Die Feuerprobe kam 1980. Cecosesola wollte in den städtischen Nahverkehr einsteigen: Mit einem Regierungskredit kaufte die Genossenschaft 127 Busse und gründete eine Transportkooperative, um billigere Fahrpreise anzubieten. Doch die Genossenschafter gerieten in Streit mit den städtischen Behörden. Unter dem Vorwand, Cecosesola würde verbotene Hamsterkäufe tätigen, beschlagnahmte die Aufsichtsbehörde für Verbraucherschutz die meisten Busse. Am Ende verlor Cecosesola fast die Hälfte seiner Mitglieder und hatte Schulden in der 60-fachen Höhe des Eigenkapitals.
Doch aus der Not entstand eine neue Geschäftsidee: 1984 entfernten die verbliebenen Genossenschafter die Sitze aus einem der Busse und verkauften darin Gemüse in den armen Randbezirken von Barquisimeto. Die Nachfrage war groß, zwei Jahre später belieferte Cecosesola bereits 15 Stadtteile und führte drei feste Märkte.

Bauern und Händler legen gemeinsam die Preise fest

Bis heute funktioniert die Selbstverwaltung, weil Cecosesola auf Gespräche und Entscheidungen im Konsens setzt. Drei Tage in der Woche treffen sich alle Genossenschafter in verschiedenen Gruppen und besprechen die anfallenden Themen. Die angeschlossenen Agrarkooperativen vom Land und die Verkaufskooperative setzen sich jeden Monat zusammen und einigen sich auf einen gemeinsamen Preis für den Verkauf. „Das Wichtige ist nicht das Geschäft, sondern das Vertrauen, das wir untereinander aufbauen“, sagt Salas. „Wenn das Vertrauen stimmt, dann lösen sich die wirtschaftlichen Probleme von alleine.“

Ihre Gemeinschaft und ihre Arbeit sehen die Genossenschafter als „offenen Prozess“. „Wir wissen nicht immer, wohin wir gehen, aber wir sind nicht orientierungslos“, sagt Crismar Escobar, die seit 27 Jahren dabei ist und derzeit in der internen Schulung  arbeitet. Der Genossenschaftsverband bietet für seine Mitglieder Weiterbildungskurse unter anderem in Krankenpflege oder Radiologie an, aber auch zur Gesundheitsprävention wie Yoga oder Geburtsvorbereitung.

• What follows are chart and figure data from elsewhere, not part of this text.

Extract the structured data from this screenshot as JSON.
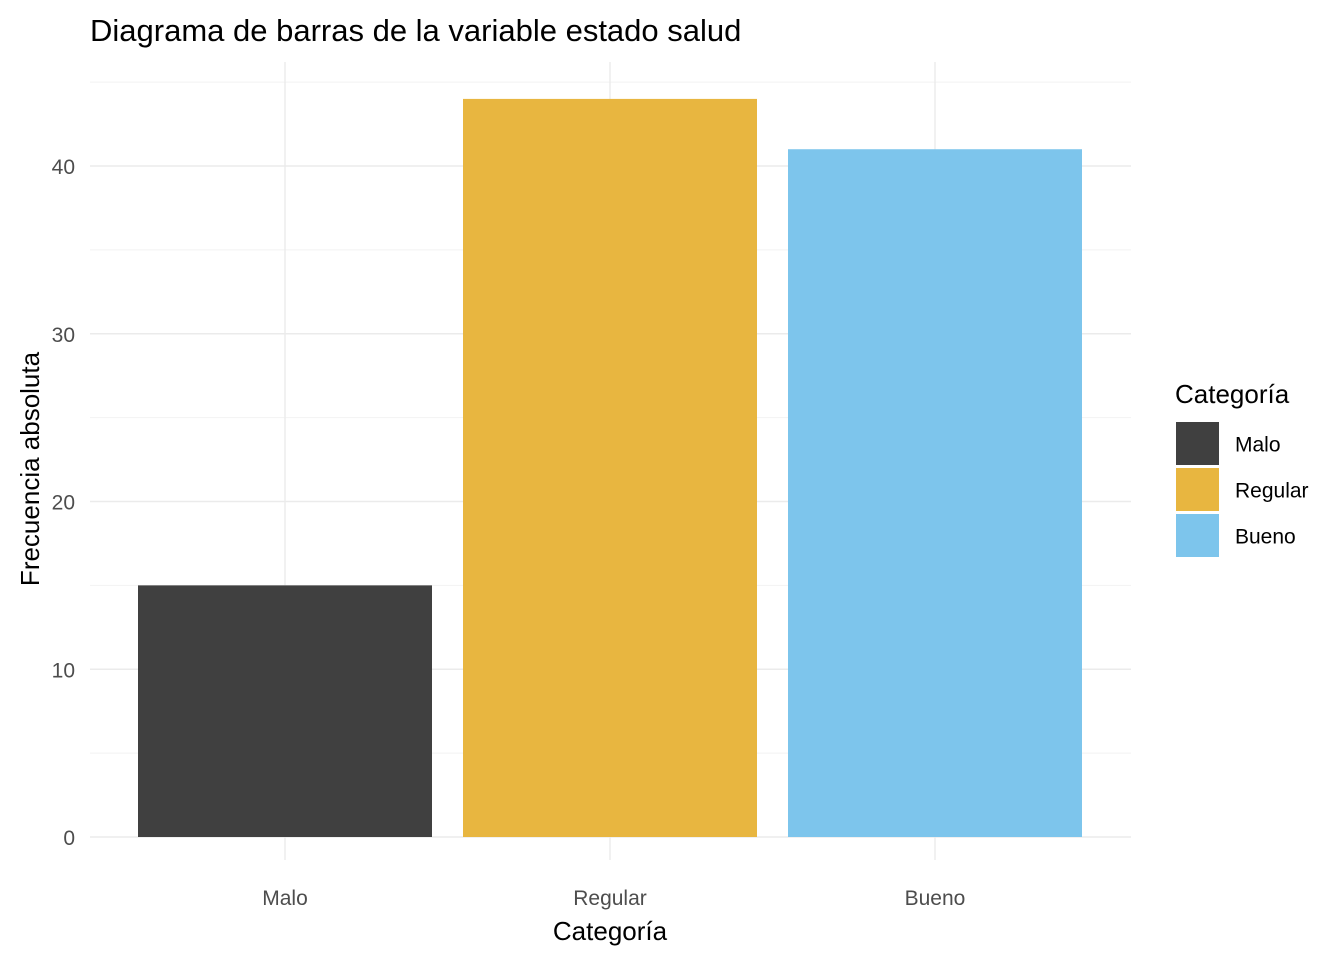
{
  "chart_data": {
    "type": "bar",
    "title": "Diagrama de barras de la variable estado salud",
    "xlabel": "Categoría",
    "ylabel": "Frecuencia absoluta",
    "categories": [
      "Malo",
      "Regular",
      "Bueno"
    ],
    "values": [
      15,
      44,
      41
    ],
    "colors": [
      "#404040",
      "#E8B640",
      "#7DC5EC"
    ],
    "ylim": [
      0,
      45
    ],
    "yticks": [
      0,
      10,
      20,
      30,
      40
    ],
    "ytick_labels": [
      "0",
      "10",
      "20",
      "30",
      "40"
    ],
    "grid": true,
    "legend": {
      "title": "Categoría",
      "placement": "right",
      "items": [
        "Malo",
        "Regular",
        "Bueno"
      ]
    }
  }
}
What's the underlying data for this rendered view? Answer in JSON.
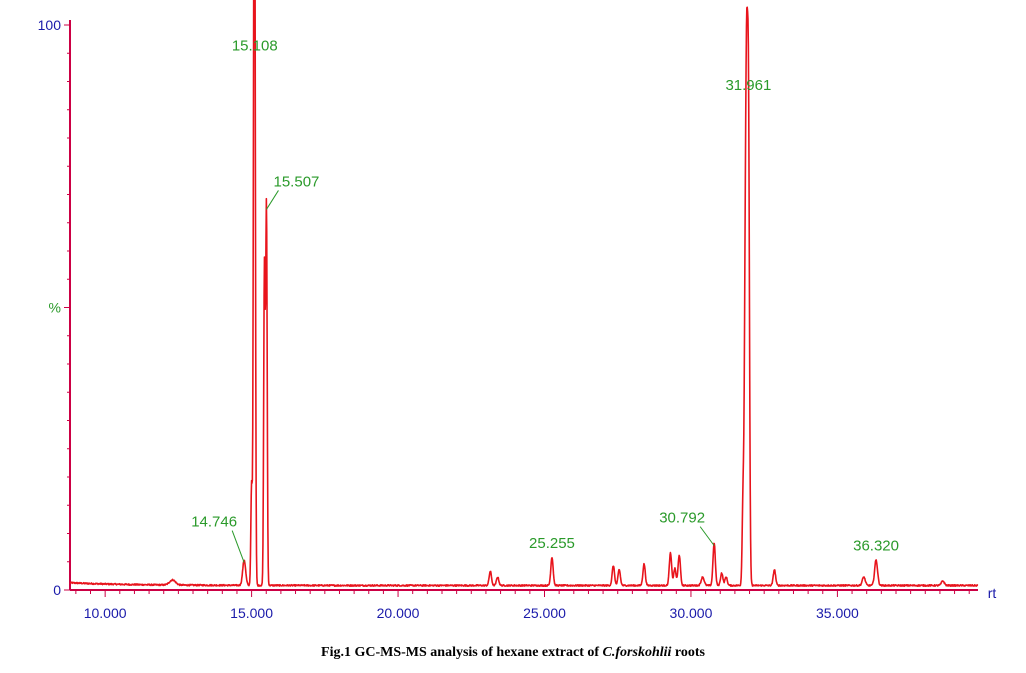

„Genossenschafterin bei Cecosesola zu sein ist nicht irgendein Job. Es gibt dem Leben einen Sinn“, sagt die 46-Jährige. „Wir setzen uns keine festen Ziele und sehen uns nicht in der westlichen Kultur verankert, in der alles geplant wird. Wenn wir heute trotz der Krise überleben, dann, weil wir so flexibel sind.“ Mitglied werden kann man nur auf Empfehlung – nachdem die Genossenschaftsversammlung vorher einen zusätzlichen Arbeitsplatz beschlossen hat. „Derjenige, der jemanden vorschlägt, ist verantwortlich für seinen Schützling und haftet für ihn“, erklärt Crismar Escobar.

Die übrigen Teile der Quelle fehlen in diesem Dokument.